‘New music’ agenda

Modern works performed by the Bayside Trio
By EMILY PARKHURST  |  January 28, 2010

IN THREE PARTS: The Bayside Trio.

Bayside Trio | October 24 at 7:30 pm | at Saco River Grange Hall, Bar Mills | $12 | 207.929.6472 | October 25 at 7:30 pm | at Lorimer Chapel, Colby College, Waterville | Free | 207.859.5670 | October 26 at 7:30 pm | at St Luke’s Cathedral, 143 State St, Portland | $10 | 207.772.5434
The Bayside Trio push the boundaries of modern classical music, performing works by living or recent composers. For some classical concert-goers, the group’s edgy program selections might be difficult to digest. But the Bayside Trio perform for those who wish to see something different, something new, something alive.

“So many of my favorite modern composers came to classical music from a different place, like jazz or folk music,” says pianist Anastasia Antonacos. “The first classical composer they all seem to discover is Stravinsky and then they travel backward in time from there.”

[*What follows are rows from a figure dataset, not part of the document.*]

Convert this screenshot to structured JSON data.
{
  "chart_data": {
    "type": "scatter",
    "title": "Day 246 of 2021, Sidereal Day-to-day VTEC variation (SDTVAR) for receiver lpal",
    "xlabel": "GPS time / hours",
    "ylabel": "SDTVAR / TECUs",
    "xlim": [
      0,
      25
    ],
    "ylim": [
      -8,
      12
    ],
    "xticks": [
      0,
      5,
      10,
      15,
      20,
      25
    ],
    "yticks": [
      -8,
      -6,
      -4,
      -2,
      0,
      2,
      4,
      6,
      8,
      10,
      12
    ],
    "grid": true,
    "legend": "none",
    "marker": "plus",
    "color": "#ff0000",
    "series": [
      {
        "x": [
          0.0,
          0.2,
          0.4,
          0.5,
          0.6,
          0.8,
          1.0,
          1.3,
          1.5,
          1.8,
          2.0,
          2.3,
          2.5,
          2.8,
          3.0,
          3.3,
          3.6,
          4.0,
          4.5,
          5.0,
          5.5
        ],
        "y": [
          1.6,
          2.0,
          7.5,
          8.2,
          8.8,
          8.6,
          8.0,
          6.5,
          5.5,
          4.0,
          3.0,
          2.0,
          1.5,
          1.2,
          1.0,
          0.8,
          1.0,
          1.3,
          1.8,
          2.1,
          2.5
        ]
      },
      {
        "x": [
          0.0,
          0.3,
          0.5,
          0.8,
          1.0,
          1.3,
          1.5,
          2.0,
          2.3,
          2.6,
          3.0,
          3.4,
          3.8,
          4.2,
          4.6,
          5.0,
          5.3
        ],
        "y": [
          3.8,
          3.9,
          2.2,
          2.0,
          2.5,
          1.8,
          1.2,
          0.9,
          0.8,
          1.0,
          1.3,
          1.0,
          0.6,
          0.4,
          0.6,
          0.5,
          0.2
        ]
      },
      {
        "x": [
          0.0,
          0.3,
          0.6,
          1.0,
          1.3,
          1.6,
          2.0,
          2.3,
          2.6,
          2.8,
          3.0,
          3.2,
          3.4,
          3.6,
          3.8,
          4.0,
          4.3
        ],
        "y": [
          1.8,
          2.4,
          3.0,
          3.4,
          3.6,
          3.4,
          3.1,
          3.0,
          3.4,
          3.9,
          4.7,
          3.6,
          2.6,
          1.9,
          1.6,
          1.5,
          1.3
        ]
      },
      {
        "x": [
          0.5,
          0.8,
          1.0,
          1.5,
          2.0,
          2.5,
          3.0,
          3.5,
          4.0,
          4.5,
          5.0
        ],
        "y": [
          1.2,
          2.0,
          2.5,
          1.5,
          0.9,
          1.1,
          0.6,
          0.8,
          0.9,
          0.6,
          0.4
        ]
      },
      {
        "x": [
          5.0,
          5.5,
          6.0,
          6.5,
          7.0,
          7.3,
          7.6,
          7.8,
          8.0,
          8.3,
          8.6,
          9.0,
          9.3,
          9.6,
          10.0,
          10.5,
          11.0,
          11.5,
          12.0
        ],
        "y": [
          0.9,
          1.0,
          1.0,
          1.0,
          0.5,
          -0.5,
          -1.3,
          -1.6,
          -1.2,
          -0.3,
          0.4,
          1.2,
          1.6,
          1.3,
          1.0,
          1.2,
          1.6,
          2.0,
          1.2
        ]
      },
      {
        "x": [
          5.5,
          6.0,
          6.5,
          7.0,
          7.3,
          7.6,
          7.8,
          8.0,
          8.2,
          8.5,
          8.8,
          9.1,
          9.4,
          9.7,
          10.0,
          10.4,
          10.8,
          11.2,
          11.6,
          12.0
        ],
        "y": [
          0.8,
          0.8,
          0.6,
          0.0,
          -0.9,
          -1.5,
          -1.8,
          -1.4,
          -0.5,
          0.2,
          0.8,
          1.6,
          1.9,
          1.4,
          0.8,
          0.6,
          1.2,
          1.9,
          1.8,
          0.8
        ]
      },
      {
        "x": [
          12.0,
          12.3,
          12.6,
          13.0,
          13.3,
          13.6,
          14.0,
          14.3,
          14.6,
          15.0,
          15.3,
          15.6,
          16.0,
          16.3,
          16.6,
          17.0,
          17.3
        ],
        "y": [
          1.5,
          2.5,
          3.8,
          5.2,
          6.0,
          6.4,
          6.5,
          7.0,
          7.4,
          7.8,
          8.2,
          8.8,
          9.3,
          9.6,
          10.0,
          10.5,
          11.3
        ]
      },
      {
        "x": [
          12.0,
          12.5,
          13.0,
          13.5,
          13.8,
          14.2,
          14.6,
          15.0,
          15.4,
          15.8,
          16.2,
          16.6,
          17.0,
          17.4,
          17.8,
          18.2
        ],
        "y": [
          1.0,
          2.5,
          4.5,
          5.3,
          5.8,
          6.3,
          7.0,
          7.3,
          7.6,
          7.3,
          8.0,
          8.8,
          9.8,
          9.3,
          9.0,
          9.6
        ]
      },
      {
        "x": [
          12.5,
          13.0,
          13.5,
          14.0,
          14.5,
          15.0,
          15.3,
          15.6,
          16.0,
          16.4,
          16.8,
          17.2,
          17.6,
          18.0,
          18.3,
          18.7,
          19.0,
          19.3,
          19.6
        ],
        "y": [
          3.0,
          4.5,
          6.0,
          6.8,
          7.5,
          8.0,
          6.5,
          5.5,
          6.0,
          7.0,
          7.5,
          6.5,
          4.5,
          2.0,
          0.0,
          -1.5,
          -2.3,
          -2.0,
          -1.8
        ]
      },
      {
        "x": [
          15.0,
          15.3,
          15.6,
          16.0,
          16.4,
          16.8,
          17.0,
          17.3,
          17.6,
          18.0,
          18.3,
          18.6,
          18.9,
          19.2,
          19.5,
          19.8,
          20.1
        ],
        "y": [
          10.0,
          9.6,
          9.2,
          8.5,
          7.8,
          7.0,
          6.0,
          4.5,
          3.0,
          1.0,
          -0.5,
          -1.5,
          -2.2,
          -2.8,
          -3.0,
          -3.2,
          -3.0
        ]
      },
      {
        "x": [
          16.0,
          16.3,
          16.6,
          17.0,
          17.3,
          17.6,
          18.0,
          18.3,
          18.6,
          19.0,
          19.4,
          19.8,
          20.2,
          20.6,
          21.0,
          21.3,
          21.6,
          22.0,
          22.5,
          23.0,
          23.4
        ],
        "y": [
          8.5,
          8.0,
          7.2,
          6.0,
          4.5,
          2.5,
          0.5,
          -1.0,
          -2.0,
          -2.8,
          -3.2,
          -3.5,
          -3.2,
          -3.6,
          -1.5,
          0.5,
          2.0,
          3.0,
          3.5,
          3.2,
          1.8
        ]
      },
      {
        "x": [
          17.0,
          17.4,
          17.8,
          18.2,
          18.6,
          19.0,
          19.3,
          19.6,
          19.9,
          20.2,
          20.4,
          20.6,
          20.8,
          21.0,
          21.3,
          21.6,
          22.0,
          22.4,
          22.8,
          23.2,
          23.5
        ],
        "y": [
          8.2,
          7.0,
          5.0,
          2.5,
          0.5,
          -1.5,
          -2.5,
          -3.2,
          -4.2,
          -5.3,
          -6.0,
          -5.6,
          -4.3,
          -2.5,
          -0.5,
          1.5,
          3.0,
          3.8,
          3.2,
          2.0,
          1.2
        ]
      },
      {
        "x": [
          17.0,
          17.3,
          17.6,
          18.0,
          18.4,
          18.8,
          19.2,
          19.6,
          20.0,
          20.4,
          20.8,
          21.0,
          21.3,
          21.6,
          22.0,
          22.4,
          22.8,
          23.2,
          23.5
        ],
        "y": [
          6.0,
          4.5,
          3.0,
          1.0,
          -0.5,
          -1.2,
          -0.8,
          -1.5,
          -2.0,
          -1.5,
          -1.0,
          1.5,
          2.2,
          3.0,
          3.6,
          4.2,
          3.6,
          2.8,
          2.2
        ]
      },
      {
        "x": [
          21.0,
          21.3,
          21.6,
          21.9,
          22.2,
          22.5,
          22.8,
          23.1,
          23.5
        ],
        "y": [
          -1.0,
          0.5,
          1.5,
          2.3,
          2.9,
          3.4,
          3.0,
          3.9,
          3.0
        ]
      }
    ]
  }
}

For their weekend of concerts the Bayside Trio will perform two works with mezzo-soprano Solange Merdinian: Maurice Ravel’s Chansons Madécasses for mezzo-soprano, flute, cello, and piano, and Armenian composer Tigran Mansurian’s Three Madrigals. The concert will open with Argentine tango composer Astor Piazzolla’s Four Seasons of Buenos Aires.

Cellist Ani Kalayjian discovered Mansurian a year ago at a concert in New York City. “We were looking for an ethnic work to represent our roots,” explains Kalayjian, who is of Armenian descent. “And he happened to have the score [for the Madrigals] with him from Armenia.”

The poems used in two out of the three madrigals the Bayside Trio will perform are written in Armenian; the final one is in Italian. The composer does not speak English, which has made communicating with him a challenge for the trio. However, the Armenian community is very close and Kalayjian has been able to find a translator for the two Armenian poems.

“We needed an Armenian singer for this piece because of the difficulty of pronouncing the words,” says Antonacos. “Solange is half Armenian and half Argentine, which is perfect.”

Merdinian is currently enrolled in a master’s program at Bard College. Recently she and Kalayjian were the co-artistic directors of an all-Armenian musician performance at Carnegie Hall, in which the musicians performed a variety of works, including many by Armenian composers.

“Mansurian has his own voice,” says Kalayjian. “There are places where the piece sounds Armenian, but each madrigal has its own flavor. The music is simple, atmospheric. It starts out with the whole trio, then piano alone, then the whole group again. The pieces are gorgeous.”

“There are no recordings [of the Madrigals],” explains Antonacos. “We are trying to piece it together. It has some interesting harmonies, a little jazz influence, as well as Eastern European influences.”

Because both Merdinian and Kalayjian live in New York City, the group will have only a week to put together the four difficult and modern works on their program. “We just won’t do anything else but practice,” says Antonacos.